Каганович еще больше сощурился, впиваясь глазами в картинку.
— А кто же это, если не Мамлакат? — с подозрением спросил он у Маленкова. — Что-то ты крутишь, Георгий. Я ведь не дурак какой. Сам все прекрасно вижу, и девчонку, и козла. А если ты такой гра-а-мот-ный, скажи, как зовут.
— Кого зовут, козла? — хмыкнул Маленков.
— Не козла, а девку! — раздраженно ответил Каганович. — Шутник хренов.
— Откуда я знаю, как ее зовут? — пожал плечами Маленков. — Какая-нибудь Катя Иванова из колхоза «Заветы Ильича».
— А не знаешь, так и молчи, — отрубил Каганович. — Если каждый меня будет учить…
— Кто здесь говорит о козлах и девках? — вмешался в разговор Хрущев, подходя к спорщикам. — Опять ты, Лазарь?
— Он, он, кто же еще? — моментально произнес Маленков, коварно улыбаясь. — Ему, Никита, вот эта девчонка очень приглянулась. Седина в бороду, а бес в ребро. Хочу, говорит, себе такую — и баста!
От такой неожиданной подлости Каганович опешил и даже не нашелся, что сказать. Тем временем Хрущев с любопытством стал разглядывать картинку.
— Мелковата девчонка, — разочарованно проговорил он. — Совсем еще пацанка. Не понимаю я тебя, Лазарь, честное слово.
— Вот и я не понимаю, — . с фальшивой грустью поддакнул Маленков. — Ладно бы взрослая баба была, а то — малявка, школьница. Я раньше не замечал за нашим Лазарем…
Каганович мрачно сплюнул на пол и сосредоточенно растер плевок подошвой сапога по желтому вощеному паркету.
— Ты его больше слушай, Никита, — с обидой буркнул он. — Что ты, Георгия не знаешь? Он вечно все перевернет да переиначит. Я ему сказал только насчет всей картины, что в смысле идейности все правильно.
Хрущев оглядел еще раз пионерку, козленка и елки.
— По поводу идейности спорить не буду, Лазарь, — заметил он. — Но вообще-то картина так себе. Этот дохлый козлик все равно не жилец, и выкармливать его — только зря время тратить. У нас на Украине таких сразу отправляли на убой. А на развод оставляли только самых крепких. Потому и животноводство у нас было на уровне.

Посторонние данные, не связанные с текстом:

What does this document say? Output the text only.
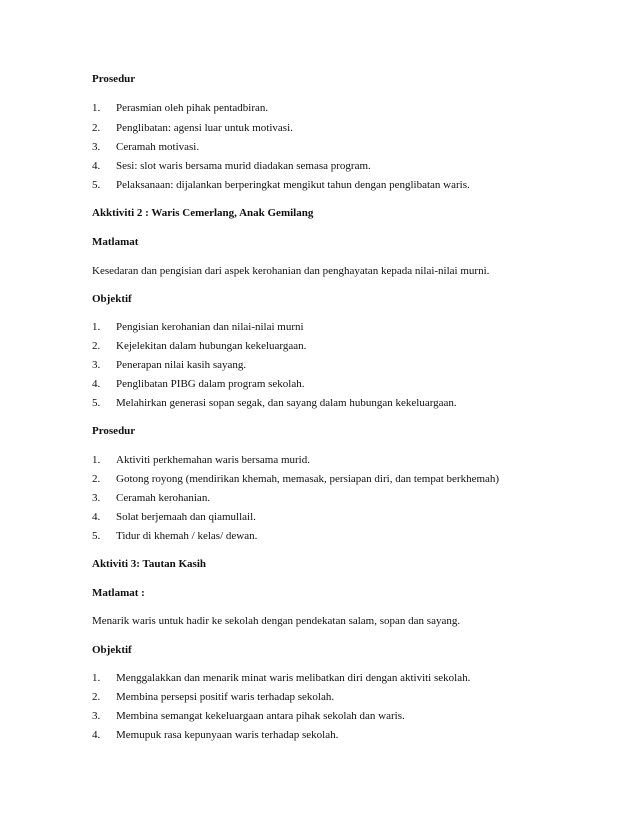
Prosedur
1. Perasmian oleh pihak pentadbiran.
2. Penglibatan: agensi luar untuk motivasi.
3. Ceramah motivasi.
4. Sesi: slot waris bersama murid diadakan semasa program.
5. Pelaksanaan: dijalankan berperingkat mengikut tahun dengan penglibatan waris.
Akktiviti 2 : Waris Cemerlang, Anak Gemilang
Matlamat
Kesedaran dan pengisian dari aspek kerohanian dan penghayatan kepada nilai-nilai murni.
Objektif
1. Pengisian kerohanian dan nilai-nilai murni
2. Kejelekitan dalam hubungan kekeluargaan.
3. Penerapan nilai kasih sayang.
4. Penglibatan PIBG dalam program sekolah.
5. Melahirkan generasi sopan segak, dan sayang dalam hubungan kekeluargaan.
Prosedur
1. Aktiviti perkhemahan waris bersama murid.
2. Gotong royong (mendirikan khemah, memasak, persiapan diri, dan tempat berkhemah)
3. Ceramah kerohanian.
4. Solat berjemaah dan qiamullail.
5. Tidur di khemah / kelas/ dewan.
Aktiviti 3: Tautan Kasih
Matlamat :
Menarik waris untuk hadir ke sekolah dengan pendekatan salam, sopan dan sayang.
Objektif
1. Menggalakkan dan menarik minat waris melibatkan diri dengan aktiviti sekolah.
2. Membina persepsi positif waris terhadap sekolah.
3. Membina semangat kekeluargaan antara pihak sekolah dan waris.
4. Memupuk rasa kepunyaan waris terhadap sekolah.
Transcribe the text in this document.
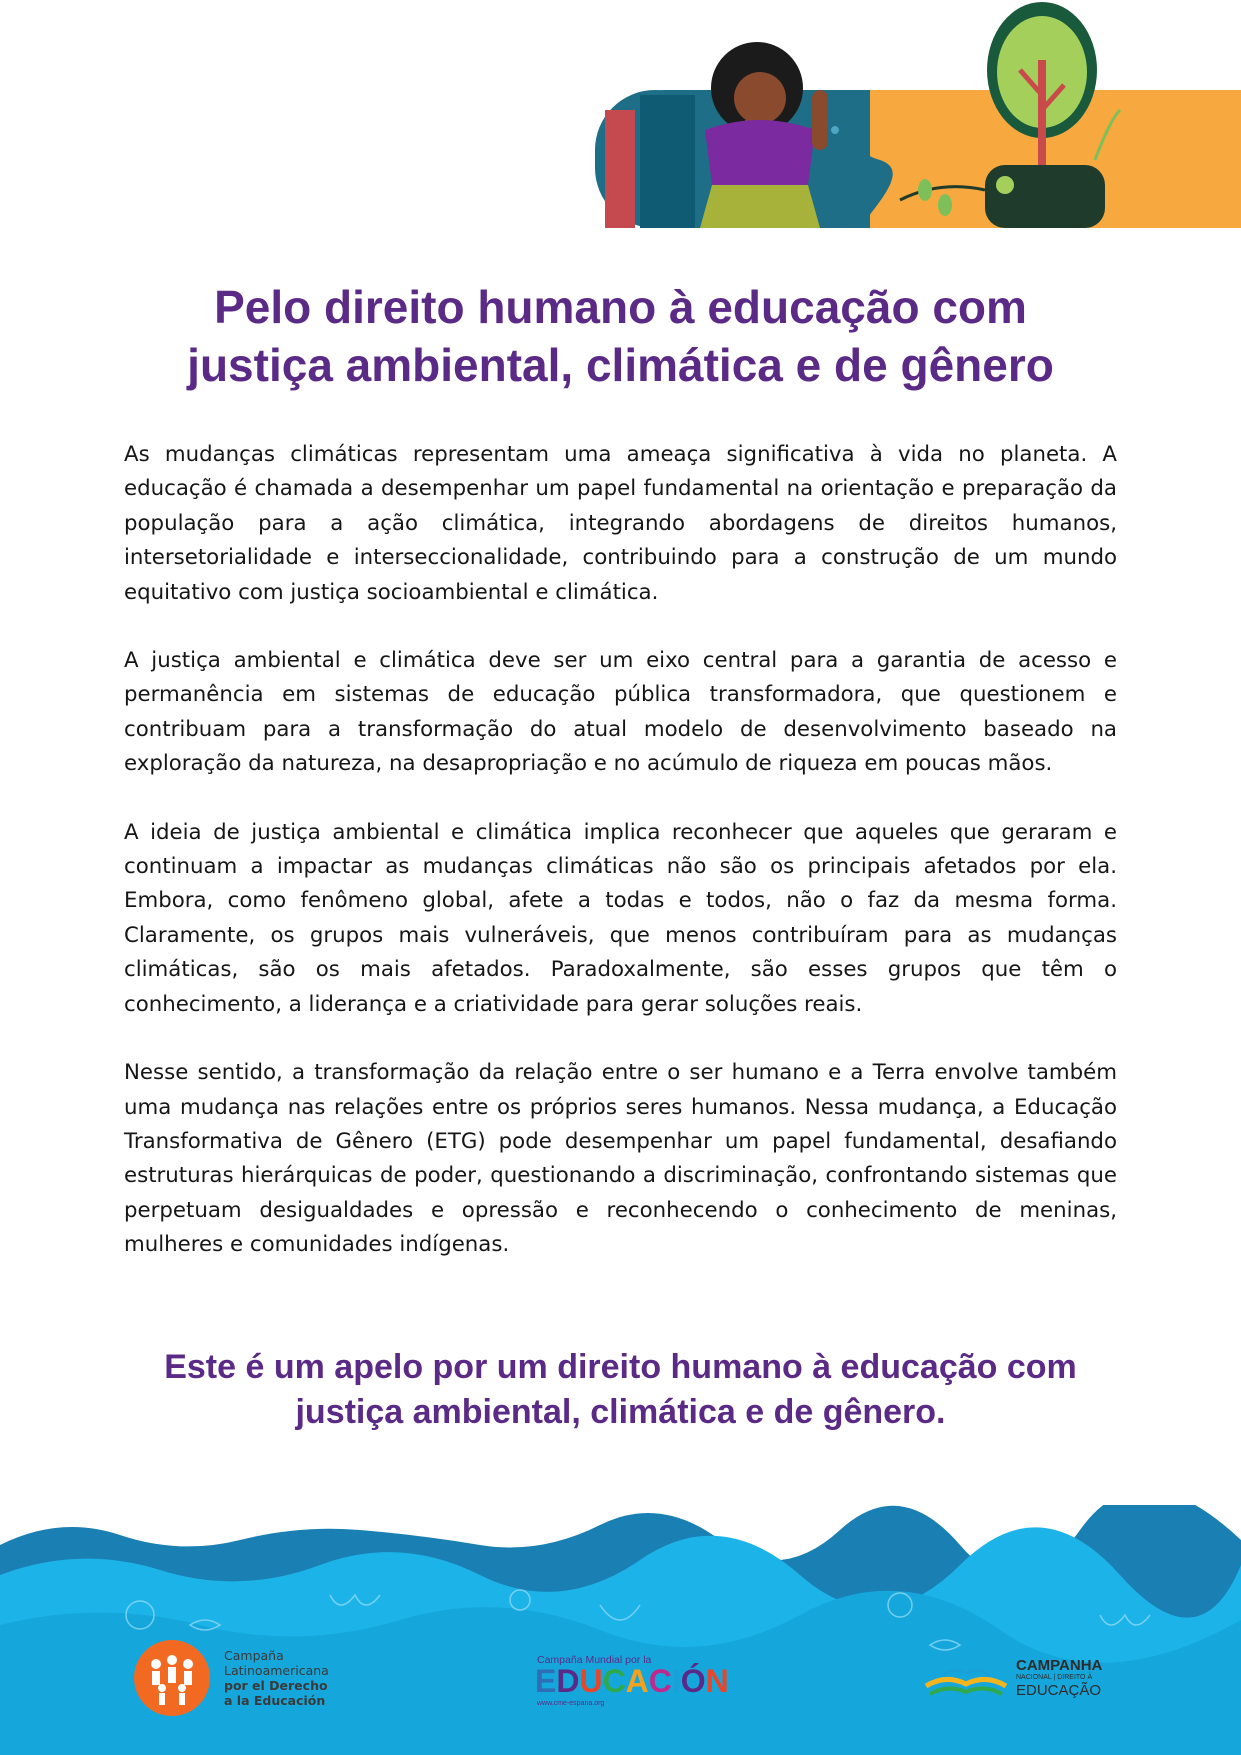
Pelo direito humano à educação com
justiça ambiental, climática e de gênero

As mudanças climáticas representam uma ameaça significativa à vida no planeta. A educação é chamada a desempenhar um papel fundamental na orientação e preparação da população para a ação climática, integrando abordagens de direitos humanos, intersetorialidade e interseccionalidade, contribuindo para a construção de um mundo equitativo com justiça socioambiental e climática.

A justiça ambiental e climática deve ser um eixo central para a garantia de acesso e permanência em sistemas de educação pública transformadora, que questionem e contribuam para a transformação do atual modelo de desenvolvimento baseado na exploração da natureza, na desapropriação e no acúmulo de riqueza em poucas mãos.

A ideia de justiça ambiental e climática implica reconhecer que aqueles que geraram e continuam a impactar as mudanças climáticas não são os principais afetados por ela. Embora, como fenômeno global, afete a todas e todos, não o faz da mesma forma. Claramente, os grupos mais vulneráveis, que menos contribuíram para as mudanças climáticas, são os mais afetados. Paradoxalmente, são esses grupos que têm o conhecimento, a liderança e a criatividade para gerar soluções reais.

Nesse sentido, a transformação da relação entre o ser humano e a Terra envolve também uma mudança nas relações entre os próprios seres humanos. Nessa mudança, a Educação Transformativa de Gênero (ETG) pode desempenhar um papel fundamental, desafiando estruturas hierárquicas de poder, questionando a discriminação, confrontando sistemas que perpetuam desigualdades e opressão e reconhecendo o conhecimento de meninas, mulheres e comunidades indígenas.

Este é um apelo por um direito humano à educação com
justiça ambiental, climática e de gênero.
Campaña
Latinoamericana
por el Derecho
a la Educación
Campaña Mundial por la
EDUCACIÓN
www.cme-espana.org
CAMPANHA
NACIONAL | DIREITO À
EDUCAÇÃO
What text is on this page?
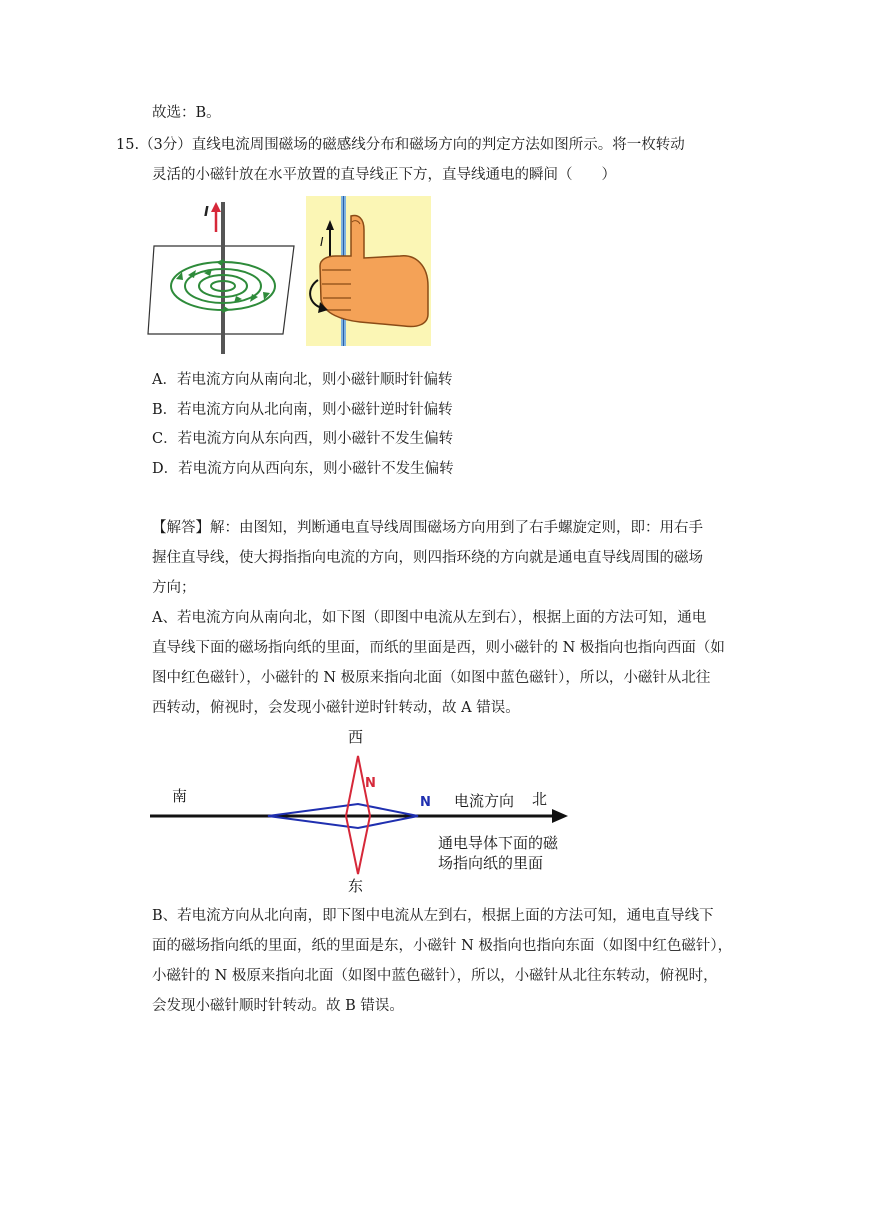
故选：B。
15.（3分）直线电流周围磁场的磁感线分布和磁场方向的判定方法如图所示。将一枚转动
灵活的小磁针放在水平放置的直导线正下方，直导线通电的瞬间（　　）
I
I
A．若电流方向从南向北，则小磁针顺时针偏转
B．若电流方向从北向南，则小磁针逆时针偏转
C．若电流方向从东向西，则小磁针不发生偏转
D．若电流方向从西向东，则小磁针不发生偏转
【解答】解：由图知，判断通电直导线周围磁场方向用到了右手螺旋定则，即：用右手
握住直导线，使大拇指指向电流的方向，则四指环绕的方向就是通电直导线周围的磁场
方向；
A、若电流方向从南向北，如下图（即图中电流从左到右），根据上面的方法可知，通电
直导线下面的磁场指向纸的里面，而纸的里面是西，则小磁针的 N 极指向也指向西面（如
图中红色磁针），小磁针的 N 极原来指向北面（如图中蓝色磁针），所以，小磁针从北往
西转动，俯视时，会发现小磁针逆时针转动，故 A 错误。
西
N
南	N 电流方向 北
通电导体下面的磁
场指向纸的里面
东
B、若电流方向从北向南，即下图中电流从左到右，根据上面的方法可知，通电直导线下
面的磁场指向纸的里面，纸的里面是东，小磁针 N 极指向也指向东面（如图中红色磁针），
小磁针的 N 极原来指向北面（如图中蓝色磁针），所以，小磁针从北往东转动，俯视时，
会发现小磁针顺时针转动。故 B 错误。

— Погоди, Никита, — сказал Маленков. — Давай разберемся. Что, если здесь нарисован не колхозный козленок, а личный? Может ведь такое быть?
— Может, — подумав, кивнул Хрущев. — Но тогда в смысле идейности выходит непорядок. Получается, что пионерка вместо того, чтобы ухаживать за колхозной скотиной, откармливает своего индивидуального козла. Подкулачница, выходит…
— М-да, оплошал ты, Лазарь Моисеевич, — сурово подытожил Маленков. — Неправильно тут с идейностью, оказывается. Откуда картинка вырезана, из «Огонька»? Надо разобраться с Сурковым насчет линии журнала. Поощрять кулаков — это, товарищи, никуда не годится…
— Что ты мелешь, Георгий? — злобно перебил его Каганович. — Из-за какого-то козла хочешь малолетку в Сибирь законопатить? Может, это вообще постороннее животное, художник, может, его просто для красоты изобразил рядом с Мамлакат?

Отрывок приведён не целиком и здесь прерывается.